Her lips trembled as she stared at the van’s license plate, the words barely forming. It bore the markings of a city she had desperately tried to forget.
The van door swung open, and a man in a faded shirt leaped out. His sun-darkened skin and calloused hands marked him as a fisherman, hardened by years of labor.
"Sophia. Three years." Ethan Clarke’s voice was a venomous hiss. "Did you really think hiding in Newchester would erase everything?"
Sophia recoiled as if burned, clutching at Alexander’s sleeve in panic. "Alex… this man is insane—let’s go—"
But Alexander seized her wrist instead. "You know him?"
"I—I don’t—"
"Oh, she knows me," Ethan sneered. "Three years ago, my father drowned saving her. She faked amnesia, leeched off my family, tricked me into marriage, then ran off with everything once her memory 'conveniently' returned. Tell me, Sophia—am I lying?"
Gasps rippled through the gathering crowd.
Sophia’s face drained of color. "How much do you want? I’ll pay you—right now!"
"Money?" Ethan flung a yellowed photograph onto the pavement. "I want the truth."
The photo showed a younger Sophia in rustic clothes, clinging to Ethan’s arm in front of a shabby fishing village wedding altar.
Alexander bent to pick it up, his fingers unsteady. Suddenly, the past three years made sense—Sophia’s vague claims about her past, the suspicious burn scar on her wrist she could never explain.
"Miss Whitaker," he said, the formality cutting like ice, "shall I call the police for you?"
That shattered her.

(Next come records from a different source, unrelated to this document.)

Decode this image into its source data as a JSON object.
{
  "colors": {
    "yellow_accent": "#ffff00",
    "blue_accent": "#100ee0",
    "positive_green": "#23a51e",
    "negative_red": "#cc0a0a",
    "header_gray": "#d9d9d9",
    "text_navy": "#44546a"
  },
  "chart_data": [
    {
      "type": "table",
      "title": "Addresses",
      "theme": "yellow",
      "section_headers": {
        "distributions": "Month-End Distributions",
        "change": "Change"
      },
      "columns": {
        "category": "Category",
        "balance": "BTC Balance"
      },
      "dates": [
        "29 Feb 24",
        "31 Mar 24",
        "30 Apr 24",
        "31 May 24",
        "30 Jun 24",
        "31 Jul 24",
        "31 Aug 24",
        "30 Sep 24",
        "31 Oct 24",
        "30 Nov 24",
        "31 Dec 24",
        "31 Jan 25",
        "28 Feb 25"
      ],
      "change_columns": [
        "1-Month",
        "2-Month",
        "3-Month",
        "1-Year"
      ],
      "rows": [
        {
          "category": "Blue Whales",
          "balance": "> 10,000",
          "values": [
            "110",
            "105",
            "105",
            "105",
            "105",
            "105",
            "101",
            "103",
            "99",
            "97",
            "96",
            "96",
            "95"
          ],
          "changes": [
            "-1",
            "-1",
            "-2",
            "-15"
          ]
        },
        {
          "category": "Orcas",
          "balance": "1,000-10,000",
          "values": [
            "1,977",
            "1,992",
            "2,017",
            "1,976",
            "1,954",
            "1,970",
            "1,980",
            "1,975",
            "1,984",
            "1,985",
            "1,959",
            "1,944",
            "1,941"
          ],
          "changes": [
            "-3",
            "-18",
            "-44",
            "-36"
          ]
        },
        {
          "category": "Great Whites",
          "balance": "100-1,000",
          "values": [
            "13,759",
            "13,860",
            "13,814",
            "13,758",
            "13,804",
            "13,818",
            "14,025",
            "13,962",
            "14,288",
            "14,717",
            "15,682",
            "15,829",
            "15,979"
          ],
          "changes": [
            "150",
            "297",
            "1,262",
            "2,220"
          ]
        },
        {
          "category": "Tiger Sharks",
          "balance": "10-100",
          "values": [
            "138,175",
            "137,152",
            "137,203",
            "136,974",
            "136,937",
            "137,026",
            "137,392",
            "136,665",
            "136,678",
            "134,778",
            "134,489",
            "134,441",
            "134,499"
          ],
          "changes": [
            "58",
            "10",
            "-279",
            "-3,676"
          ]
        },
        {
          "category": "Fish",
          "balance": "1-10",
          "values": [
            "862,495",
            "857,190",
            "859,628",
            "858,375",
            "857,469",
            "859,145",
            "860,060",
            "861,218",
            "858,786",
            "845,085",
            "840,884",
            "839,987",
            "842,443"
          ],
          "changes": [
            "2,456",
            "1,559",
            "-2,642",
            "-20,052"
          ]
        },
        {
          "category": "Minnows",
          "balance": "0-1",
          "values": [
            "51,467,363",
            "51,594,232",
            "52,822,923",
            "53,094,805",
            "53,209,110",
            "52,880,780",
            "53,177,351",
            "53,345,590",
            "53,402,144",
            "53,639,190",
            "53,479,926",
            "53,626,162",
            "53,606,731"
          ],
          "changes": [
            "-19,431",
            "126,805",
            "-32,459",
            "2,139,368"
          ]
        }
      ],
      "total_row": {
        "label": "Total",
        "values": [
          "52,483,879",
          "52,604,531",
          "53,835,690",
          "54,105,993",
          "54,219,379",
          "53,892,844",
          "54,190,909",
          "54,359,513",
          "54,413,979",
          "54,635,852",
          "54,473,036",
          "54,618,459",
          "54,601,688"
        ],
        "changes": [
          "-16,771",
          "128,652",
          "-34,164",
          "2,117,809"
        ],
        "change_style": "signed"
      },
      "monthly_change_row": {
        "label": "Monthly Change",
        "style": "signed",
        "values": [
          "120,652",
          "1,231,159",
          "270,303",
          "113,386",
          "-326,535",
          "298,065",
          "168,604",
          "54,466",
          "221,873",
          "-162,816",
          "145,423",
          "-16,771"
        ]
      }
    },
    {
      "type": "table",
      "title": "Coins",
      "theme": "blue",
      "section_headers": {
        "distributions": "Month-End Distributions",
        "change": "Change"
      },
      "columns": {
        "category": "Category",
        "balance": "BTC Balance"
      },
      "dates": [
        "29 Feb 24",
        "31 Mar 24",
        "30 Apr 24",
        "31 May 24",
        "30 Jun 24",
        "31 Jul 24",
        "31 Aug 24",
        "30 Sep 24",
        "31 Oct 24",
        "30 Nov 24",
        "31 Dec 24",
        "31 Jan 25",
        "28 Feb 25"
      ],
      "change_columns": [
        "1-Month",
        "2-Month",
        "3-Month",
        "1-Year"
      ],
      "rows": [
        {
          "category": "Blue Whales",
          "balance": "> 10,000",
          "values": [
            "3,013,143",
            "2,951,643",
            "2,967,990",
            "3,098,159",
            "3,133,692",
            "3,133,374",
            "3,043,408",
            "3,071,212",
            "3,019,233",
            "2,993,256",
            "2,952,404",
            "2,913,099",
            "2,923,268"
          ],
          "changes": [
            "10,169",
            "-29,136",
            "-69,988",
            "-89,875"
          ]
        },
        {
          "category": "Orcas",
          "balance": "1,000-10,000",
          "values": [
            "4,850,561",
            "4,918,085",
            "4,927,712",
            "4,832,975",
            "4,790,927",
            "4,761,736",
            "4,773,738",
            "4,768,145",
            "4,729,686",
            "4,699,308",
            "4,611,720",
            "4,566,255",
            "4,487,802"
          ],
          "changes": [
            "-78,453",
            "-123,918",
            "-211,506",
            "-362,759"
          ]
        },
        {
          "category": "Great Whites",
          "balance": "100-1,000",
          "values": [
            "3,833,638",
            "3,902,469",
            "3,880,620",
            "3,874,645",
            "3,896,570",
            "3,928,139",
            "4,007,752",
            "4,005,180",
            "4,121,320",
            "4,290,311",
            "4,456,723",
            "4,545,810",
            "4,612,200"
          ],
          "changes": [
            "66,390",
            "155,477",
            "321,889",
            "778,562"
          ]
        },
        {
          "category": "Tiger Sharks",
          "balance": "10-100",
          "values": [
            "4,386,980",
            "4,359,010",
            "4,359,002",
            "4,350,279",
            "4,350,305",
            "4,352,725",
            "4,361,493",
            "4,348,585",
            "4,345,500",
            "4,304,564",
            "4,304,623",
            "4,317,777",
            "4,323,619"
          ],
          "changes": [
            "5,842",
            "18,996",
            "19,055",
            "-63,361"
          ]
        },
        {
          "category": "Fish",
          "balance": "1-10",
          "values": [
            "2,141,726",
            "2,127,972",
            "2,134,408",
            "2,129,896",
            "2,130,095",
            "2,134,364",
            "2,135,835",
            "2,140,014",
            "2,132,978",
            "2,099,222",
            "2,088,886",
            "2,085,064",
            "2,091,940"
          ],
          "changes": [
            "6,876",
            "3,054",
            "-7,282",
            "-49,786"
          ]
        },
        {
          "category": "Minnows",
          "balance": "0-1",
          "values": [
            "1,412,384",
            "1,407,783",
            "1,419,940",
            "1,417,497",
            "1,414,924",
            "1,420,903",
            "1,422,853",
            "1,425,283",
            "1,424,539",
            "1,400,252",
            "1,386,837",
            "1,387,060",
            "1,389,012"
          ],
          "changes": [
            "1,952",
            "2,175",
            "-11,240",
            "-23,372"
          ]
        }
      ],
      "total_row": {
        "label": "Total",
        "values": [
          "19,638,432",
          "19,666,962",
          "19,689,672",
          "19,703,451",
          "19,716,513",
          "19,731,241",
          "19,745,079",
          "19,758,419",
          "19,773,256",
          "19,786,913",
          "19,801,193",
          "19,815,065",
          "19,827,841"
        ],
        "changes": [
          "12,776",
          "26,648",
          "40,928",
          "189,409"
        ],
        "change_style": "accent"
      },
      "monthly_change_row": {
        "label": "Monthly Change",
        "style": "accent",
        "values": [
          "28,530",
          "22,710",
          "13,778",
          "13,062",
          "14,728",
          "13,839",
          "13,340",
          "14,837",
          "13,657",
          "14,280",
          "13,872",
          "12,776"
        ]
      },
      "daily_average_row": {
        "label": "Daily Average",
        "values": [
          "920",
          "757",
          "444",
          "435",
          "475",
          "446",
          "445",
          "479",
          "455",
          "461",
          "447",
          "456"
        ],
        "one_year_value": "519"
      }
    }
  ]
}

With a scream, she lunged at Ethan, raking her nails across his face. "This is your fault! If your father hadn’t meddled—!"
Ethan didn’t flinch, letting the blood trickle down his cheek. His voice was terrifyingly soft as he stared at the woman he’d once shared a bed with. "Finally showing your true colors?"
Sirens wailed in the distance. Sophia froze, then twisted to flee—only for Alexander’s grip to lock onto her shoulder.
"Don’t rush," the once-gentle professor said, his eyes glacial. "Let’s wait for the police. We have so much to discuss about where you’ve really been these past three years."